Учение, на которое мы попали, дается по просьбе корейских последователей буддизма, это продолжение уже начатого в прошлом году курса - комментария на тему практики Бодхисаттв.
Когда нас просветили металлоискателями и ощупали, то мы идем в верхний храм, где приходится искать места поближе к центру. Видимость почти нулевая, а для того чтобы слушать перевод мы купили фм-радио с наушниками. Наушники вначале были одни, но мы их разделили и получилось по штучке двоим. Рядом сидит приятная семья из Монголии. Они говорят между собой по-русски и с удовольствием дают нам еще одну пару наушников (она оказалась у них невостребованной). 
За алтарем, за главным залом на бетонной террасе устроилась группа буддистов из России и для них (мир не без добрых людей) учение переводит один монах, который хорошо знает тибетский. Он живет и учится в Дхармасале много лет и по всему видать очень сведущ в вопросах философии буддизма. Вокруг монаха собралась группа из России - человек десять.

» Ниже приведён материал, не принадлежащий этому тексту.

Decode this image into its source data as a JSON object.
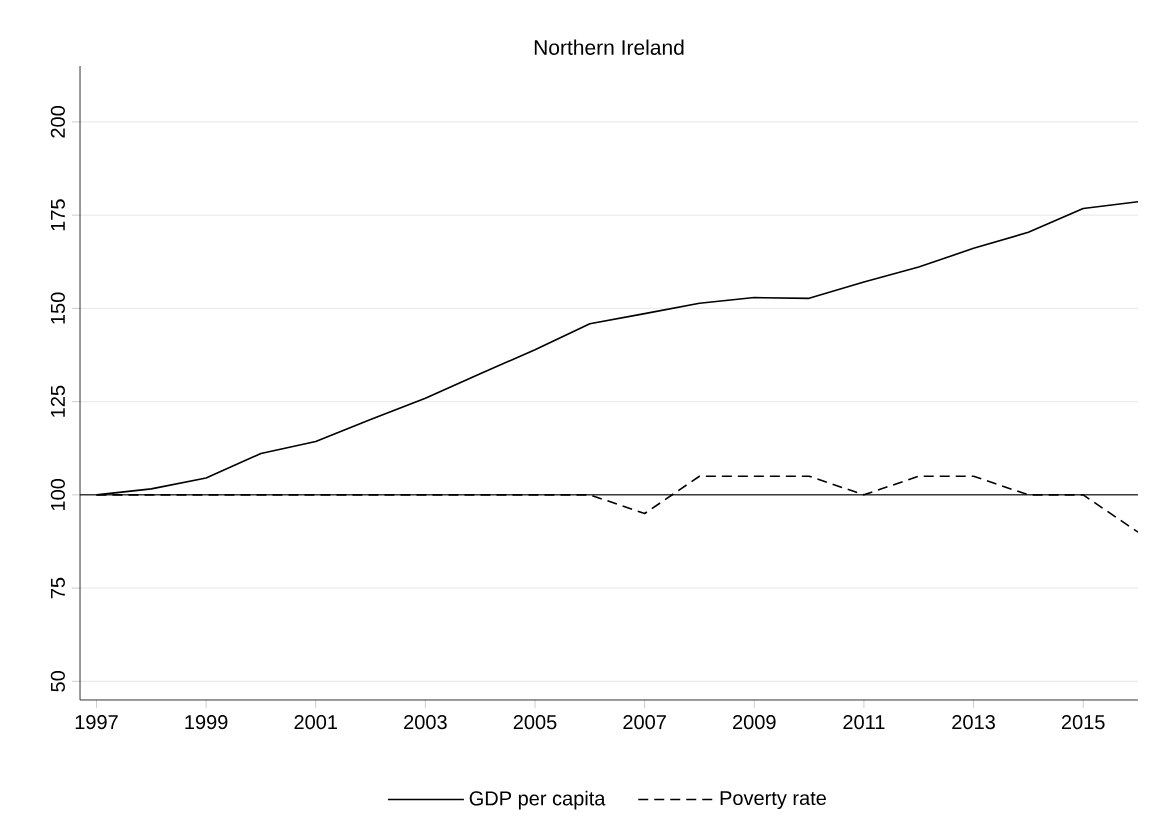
{
  "chart_data": {
    "type": "line",
    "title": "Northern Ireland",
    "x": [
      1997,
      1998,
      1999,
      2000,
      2001,
      2002,
      2003,
      2004,
      2005,
      2006,
      2007,
      2008,
      2009,
      2010,
      2011,
      2012,
      2013,
      2014,
      2015,
      2016
    ],
    "series": [
      {
        "name": "GDP per capita",
        "color": "#000000",
        "line_style": "solid",
        "values": [
          100,
          101.6,
          104.5,
          111.1,
          114.3,
          120.2,
          125.9,
          132.5,
          138.9,
          145.9,
          148.6,
          151.4,
          152.9,
          152.7,
          157.1,
          161.1,
          166.1,
          170.4,
          176.8,
          178.6
        ]
      },
      {
        "name": "Poverty rate",
        "color": "#000000",
        "line_style": "dashed",
        "values": [
          100,
          100,
          100,
          100,
          100,
          100,
          100,
          100,
          100,
          100,
          95,
          105,
          105,
          105,
          100,
          105,
          105,
          100,
          100,
          90
        ]
      }
    ],
    "xlim": [
      1996.7,
      2016
    ],
    "ylim": [
      45,
      215
    ],
    "xticks": [
      1997,
      1999,
      2001,
      2003,
      2005,
      2007,
      2009,
      2011,
      2013,
      2015
    ],
    "yticks": [
      50,
      75,
      100,
      125,
      150,
      175,
      200
    ],
    "ref_lines": [
      {
        "axis": "y",
        "value": 100,
        "color": "#000000",
        "line_style": "solid"
      }
    ],
    "grid": "y",
    "legend": "bottom",
    "marker": "none"
  }
}
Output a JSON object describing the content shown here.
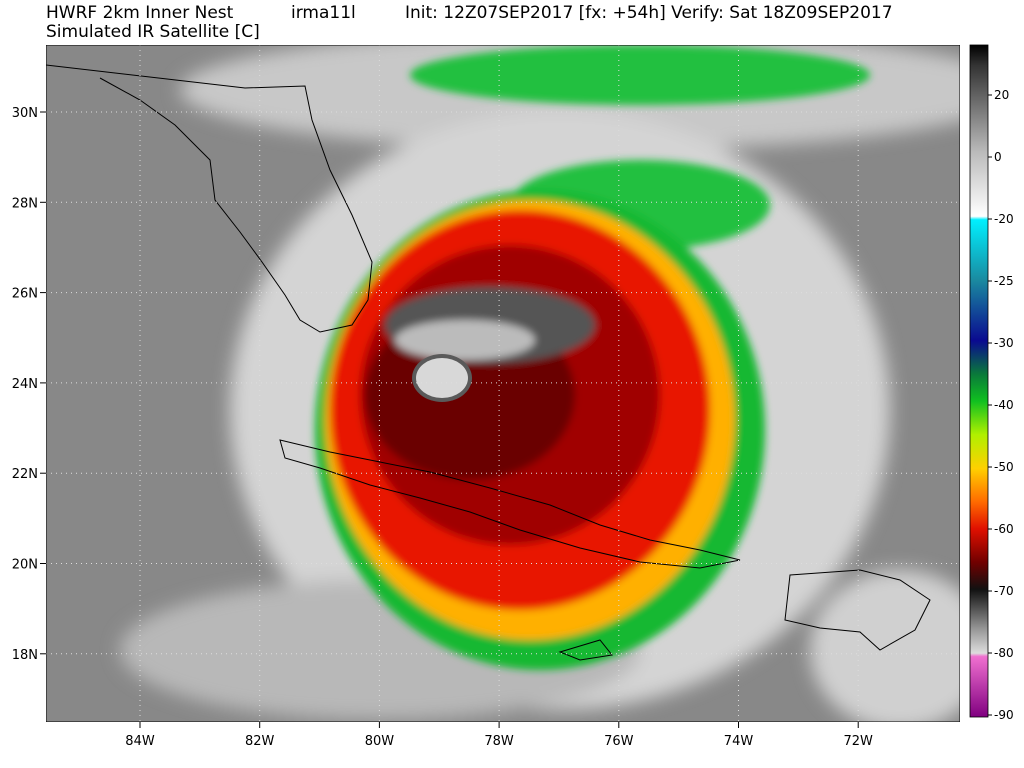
{
  "header": {
    "model": "HWRF 2km Inner Nest",
    "storm": "irma11l",
    "run": "Init: 12Z07SEP2017 [fx: +54h] Verify: Sat 18Z09SEP2017",
    "product": "Simulated IR Satellite [C]"
  },
  "map": {
    "lon_labels": [
      "84W",
      "82W",
      "80W",
      "78W",
      "76W",
      "74W",
      "72W"
    ],
    "lat_labels": [
      "30N",
      "28N",
      "26N",
      "24N",
      "22N",
      "20N",
      "18N"
    ]
  },
  "colorbar": {
    "ticks": [
      20,
      0,
      -20,
      -25,
      -30,
      -40,
      -50,
      -60,
      -70,
      -80,
      -90
    ]
  }
}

Ну что сказать про Далай-ламу? Хорош! Когда идет по проходу, некоторые тибетцы пытаются прикоснуться к его ступням - падают к нему прямо в ноги. Одному удается. Он смотрит на преданного с удивление, гладит его рукой и о чем-то спрашивает. Но на разговоры нет времени. Автоматчики и секьюрити грозно сканируют взглядами толпу вокруг и прокладывают дорогу. Процессия идет дальше. 
Западные интересующиеся буддизмом ведут себя более сдержанно, но по их лицам видно что они довольны. 

Титул ”далай-лама” впервые получил Соднам Джамцо (1543 – 1588). Титул этот ему дал монгольский князь Алтан-хан после того, как он успешно проповедывал буддизм в Монголии.
И теперь еще для тибетцев и монгол Далай-лама это не только глава буддизма (линии гелугпы), но живое воплощение Бодхисаттвы Ченрезига (по-санскритски Авалокитешвара).  У нынешнего Далай-ламы 14-ого приятный голос с богатыми интонациями, как-будто находишься в благородном собрании и слышишь миролюбивую и разумную речь, а иногда кажется что журчит горный ручеек.  
В другой раз, по просьбе японских монахов, давалось посвящение Авалокитешвары – Бодхисаттвы Великого Сострадания, который видя муки и страдания живущих в сансары существ, поклялся освободить их от стаданий - пусть сансара опустет! Ом мани падме хум.
Перед посвящением мы принимали обеты бодхисаттв, повторяя вслед за Далай-ламой слова на непонятном языке. Потом, правда, появилась небольшая бумажка с текстом на английском. Почитав и подумав, согласились, что обеты стоящие.
Обеты принимаются не только на эту жизнь, но и на все последующие. Польза от такого принятия обетов очевидна, это как если бы ты завязал хорошие отношения с хорошими ребятами, а плохим сказал: ”До свидания, до лучших времен! Мы о вас будем молиться, мы о вас позаботимся”!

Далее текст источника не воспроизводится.